There were 652 housing units, of which 12.1% were vacant. The homeowner vacancy rate was 5.0% and the rental vacancy rate was 5.0%.

Juno Ridge racial composition (Hispanics excluded from racial categories) (NH = Non-Hispanic)
| Race | Number | Percentage |
| White (NH) | 779 | 65.68% |
| Black or African American (NH) | 28 | 2.36% |
| Native American or Alaska Native (NH) | 5 | 0.42% |
| Asian (NH) | 12 | 1.01% |
| Pacific Islander or Native Hawaiian (NH) | 0 | 0.00% |
| Some Other Race (NH) | 3 | 0.25% |
| Mixed/Multiracial (NH) | 29 | 2.45% |
| Hispanic or Latino | 330 | 27.82% |
| Total | 1,186 |

===Demographic estimates===
According to the 2020 ACS 5-year estimates, there were 334 families residing in the CDP.

===2010 census===

Juno Ridge racial composition (Hispanics excluded from racial categories) (NH = Non-Hispanic)
| Race | Number | Percentage |
| White (NH) | 517 | 72.01% |
| Black or African American (NH) | 30 | 4.18% |
| Native American or Alaska Native (NH) | 2 | 0.28% |
| Asian (NH) | 15 | 2.09% |
| Pacific Islander or Native Hawaiian (NH) | 1 | 0.14% |
| Some Other Race (NH) | 0 | 0.00% |
| Mixed/Multiracial (NH) | 10 | 1.39% |
| Hispanic or Latino | 143 | 19.92% |
| Total | 718 |

As of the 2010 United States census, there were 718 people, 497 households, and 136 families residing in the CDP.

===2000 census===
As of the census of 2000, there were 742 people, 395 households, and 169 families living in the CDP. The population density was 1,909.9 /km2. There were 429 housing units at an average density of 1,104.3 /km2. The racial makeup of the CDP was 93.26% White (88.7% were Non-Hispanic White), 1.89% African American, 0.13% Native American, 0.81% Asian, 0.54% Pacific Islander, 1.75% from other races, and 1.62% from two or more races.
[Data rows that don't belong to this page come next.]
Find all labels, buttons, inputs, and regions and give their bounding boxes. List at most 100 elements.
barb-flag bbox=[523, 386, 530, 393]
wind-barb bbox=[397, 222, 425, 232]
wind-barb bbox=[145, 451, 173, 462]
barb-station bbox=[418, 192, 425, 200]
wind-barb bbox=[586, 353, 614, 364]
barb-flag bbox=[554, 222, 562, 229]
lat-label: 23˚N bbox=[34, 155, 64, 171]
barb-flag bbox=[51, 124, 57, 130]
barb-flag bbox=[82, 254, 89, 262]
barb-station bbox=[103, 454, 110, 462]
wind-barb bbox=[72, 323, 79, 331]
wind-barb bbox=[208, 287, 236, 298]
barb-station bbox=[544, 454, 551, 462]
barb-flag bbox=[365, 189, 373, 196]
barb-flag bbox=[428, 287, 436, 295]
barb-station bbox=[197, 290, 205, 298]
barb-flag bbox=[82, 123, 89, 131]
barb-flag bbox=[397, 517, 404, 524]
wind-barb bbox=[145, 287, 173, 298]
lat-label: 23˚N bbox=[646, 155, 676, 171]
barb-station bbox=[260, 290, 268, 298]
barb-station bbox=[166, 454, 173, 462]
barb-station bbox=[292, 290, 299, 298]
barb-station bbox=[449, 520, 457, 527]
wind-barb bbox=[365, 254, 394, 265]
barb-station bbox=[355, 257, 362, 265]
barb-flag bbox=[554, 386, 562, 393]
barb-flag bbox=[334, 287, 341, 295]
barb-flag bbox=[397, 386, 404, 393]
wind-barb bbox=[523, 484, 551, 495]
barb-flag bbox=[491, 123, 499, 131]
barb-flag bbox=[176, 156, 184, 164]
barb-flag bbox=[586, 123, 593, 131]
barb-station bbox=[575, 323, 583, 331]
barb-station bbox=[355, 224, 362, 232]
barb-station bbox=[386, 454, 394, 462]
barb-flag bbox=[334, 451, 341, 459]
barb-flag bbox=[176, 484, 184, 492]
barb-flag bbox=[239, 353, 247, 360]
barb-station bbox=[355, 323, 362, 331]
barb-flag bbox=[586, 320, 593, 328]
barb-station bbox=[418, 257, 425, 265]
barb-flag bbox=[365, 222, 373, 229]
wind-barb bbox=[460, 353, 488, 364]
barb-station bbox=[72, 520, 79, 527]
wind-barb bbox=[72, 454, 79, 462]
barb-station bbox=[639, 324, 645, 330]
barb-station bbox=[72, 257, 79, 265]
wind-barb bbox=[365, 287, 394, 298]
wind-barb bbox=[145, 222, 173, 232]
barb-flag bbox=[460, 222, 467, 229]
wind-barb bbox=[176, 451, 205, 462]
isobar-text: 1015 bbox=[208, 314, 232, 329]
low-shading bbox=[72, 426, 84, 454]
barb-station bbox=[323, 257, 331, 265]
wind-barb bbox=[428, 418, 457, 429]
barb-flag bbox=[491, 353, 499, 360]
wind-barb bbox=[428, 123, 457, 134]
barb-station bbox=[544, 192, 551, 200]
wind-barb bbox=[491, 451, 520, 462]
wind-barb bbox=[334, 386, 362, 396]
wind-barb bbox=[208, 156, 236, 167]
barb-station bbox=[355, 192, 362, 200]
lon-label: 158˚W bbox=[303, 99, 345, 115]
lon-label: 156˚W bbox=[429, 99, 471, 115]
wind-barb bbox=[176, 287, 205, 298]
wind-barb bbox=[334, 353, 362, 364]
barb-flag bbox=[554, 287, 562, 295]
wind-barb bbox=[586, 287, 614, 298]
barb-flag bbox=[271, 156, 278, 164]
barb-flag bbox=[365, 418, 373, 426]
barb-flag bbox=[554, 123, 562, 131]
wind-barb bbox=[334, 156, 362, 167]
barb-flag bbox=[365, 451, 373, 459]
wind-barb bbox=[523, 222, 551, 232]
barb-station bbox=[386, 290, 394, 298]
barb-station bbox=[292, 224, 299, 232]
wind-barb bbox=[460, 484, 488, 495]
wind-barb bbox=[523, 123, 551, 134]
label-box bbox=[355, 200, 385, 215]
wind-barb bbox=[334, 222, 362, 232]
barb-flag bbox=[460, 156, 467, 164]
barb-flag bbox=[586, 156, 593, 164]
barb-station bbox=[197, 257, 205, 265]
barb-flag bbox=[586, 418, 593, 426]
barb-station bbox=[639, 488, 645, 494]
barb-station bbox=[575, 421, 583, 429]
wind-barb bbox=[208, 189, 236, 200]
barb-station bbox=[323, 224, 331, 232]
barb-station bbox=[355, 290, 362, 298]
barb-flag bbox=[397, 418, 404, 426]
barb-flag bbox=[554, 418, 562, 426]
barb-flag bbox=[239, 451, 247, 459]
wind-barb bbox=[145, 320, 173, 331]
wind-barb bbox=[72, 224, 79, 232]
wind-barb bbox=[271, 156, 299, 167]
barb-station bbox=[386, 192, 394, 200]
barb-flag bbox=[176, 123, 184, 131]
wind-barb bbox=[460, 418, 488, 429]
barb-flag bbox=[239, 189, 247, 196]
Hispanic or Latino of any race were 5.66% of the population.

In 2000, there were 395 households, out of which 22.3% had children under the age of 18 living with them, 23.5% were married couples living together, 13.7% had a female householder with no husband present, and 57.0% were non-families. 43.8% of all households were made up of individuals, and 6.3% had someone living alone who was 65 years of age or older. The average household size was 1.88 and the average family size was 2.60.

In 2000, in the CDP, the population was spread out, with 18.1% under the age of 18, 10.0% from 18 to 24, 44.2% from 25 to 44, 20.2% from 45 to 64, and 7.5% who were 65 years of age or older. The median age was 35 years. For every 100 females, there were 116.3 males. For every 100 females age 18 and over, there were 120.3 males.

As of 2000, the median income for a household in the CDP was $37,727, and the median income for a family was $50,000. Males had a median income of $29,917 versus $27,065 for females. The per capita income for the CDP was $20,270. About 1.8% of families and 9.4% of the population were below the poverty line, including 6.4% of those under age 18 and 15.7% of those age 65 or over.

As of 2000, English was the first language for 92.50% of all residents, while Spanish was the mother tongue for 7.49% of the population.